2010–2014: Firm inflation after the GFC
Inflation picked up as the Singapore economy staged a robust recovery from the GFC. Headline inflation averaged 3.2 percent per annum over 2010-14, while MAS Core Inflation averaged 2 percent.
The strong recovery in the global and Singapore economies led to demand-pull inflation. At the same time, cost-push pressures emerged as the government tightened its foreign worker policies, leading to higher labour costs.
Amid firm inflationary pressures, MAS tightened monetary policy and kept the exchange rate on a gradual appreciation path.
2015–2020: Slower growth and a pandemic
Inflation slowed in this period as GDP growth was muted. Core inflation averaged 1.1 percent per annum over 2015-19.
By late 2014, global commodity prices, especially oil, fell. Global growth weakened, but OPEC was supplying more crude oil to the market. Inflation in Singapore declined in tandem, and MAS eased monetary policy, setting the slope of the policy band at 0% in April 2016. When the economy had stabilised, MAS increased the slope of the policy band slightly in April and October 2018.

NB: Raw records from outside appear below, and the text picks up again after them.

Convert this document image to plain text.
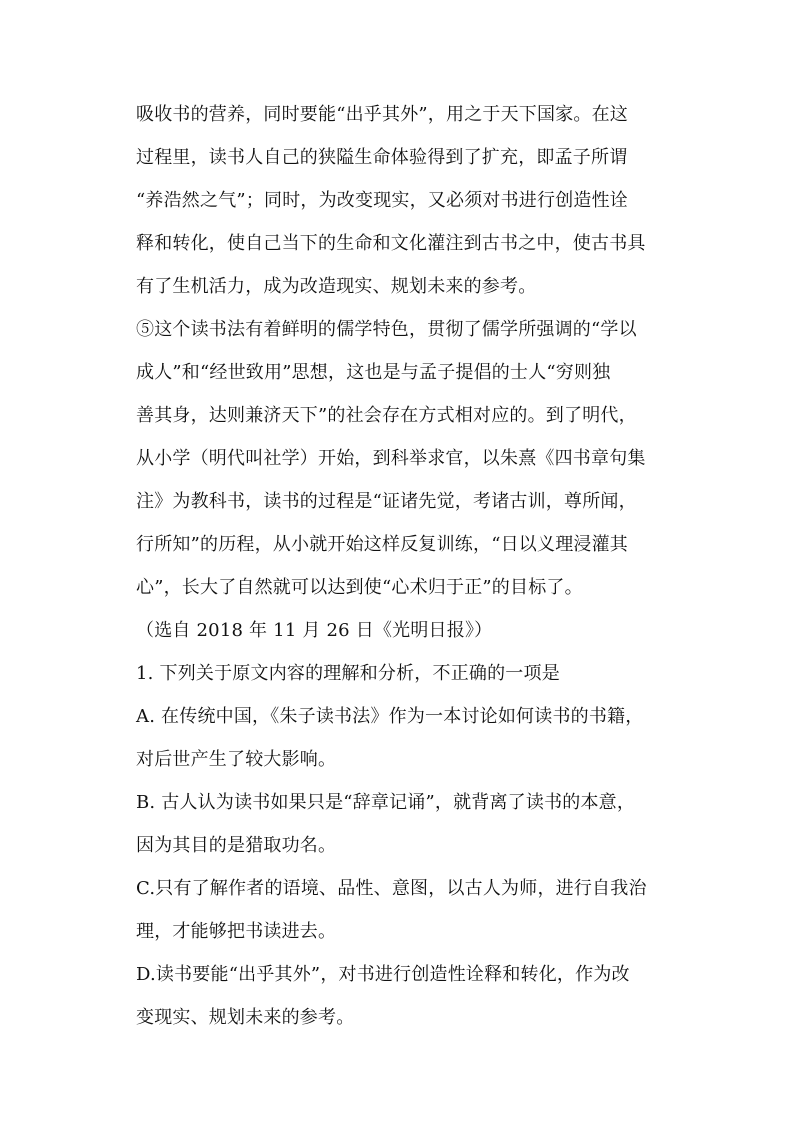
吸收书的营养，同时要能“出乎其外”，用之于天下国家。在这
过程里，读书人自己的狭隘生命体验得到了扩充，即孟子所谓
“养浩然之气”；同时，为改变现实，又必须对书进行创造性诠
释和转化，使自己当下的生命和文化灌注到古书之中，使古书具
有了生机活力，成为改造现实、规划未来的参考。
⑤这个读书法有着鲜明的儒学特色，贯彻了儒学所强调的“学以
成人”和“经世致用”思想，这也是与孟子提倡的士人“穷则独
善其身，达则兼济天下”的社会存在方式相对应的。到了明代，
从小学（明代叫社学）开始，到科举求官，以朱熹《四书章句集
注》为教科书，读书的过程是“证诸先觉，考诸古训，尊所闻，
行所知”的历程，从小就开始这样反复训练，“日以义理浸灌其
心”，长大了自然就可以达到使“心术归于正”的目标了。
（选自 2018 年 11 月 26 日《光明日报》）
1. 下列关于原文内容的理解和分析，不正确的一项是
A. 在传统中国，《朱子读书法》作为一本讨论如何读书的书籍，
对后世产生了较大影响。
B. 古人认为读书如果只是“辞章记诵”，就背离了读书的本意，
因为其目的是猎取功名。
C.只有了解作者的语境、品性、意图，以古人为师，进行自我治
理，才能够把书读进去。
D.读书要能“出乎其外”，对书进行创造性诠释和转化，作为改
变现实、规划未来的参考。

However, fresh shocks hit. In 2019, trade tensions intensified between the major economies. In January 2020, the COVID-19 virus came to our shores. The pandemic pushed many economies, including Singapore, into severe recessions. Declining demand led to weakening inflation globally: in Singapore, core inflation turned negative at −0.2 percent in 2020. MAS eased monetary policy, by recentring the mid-point of the policy band down and setting its slope to 0% in April 2020.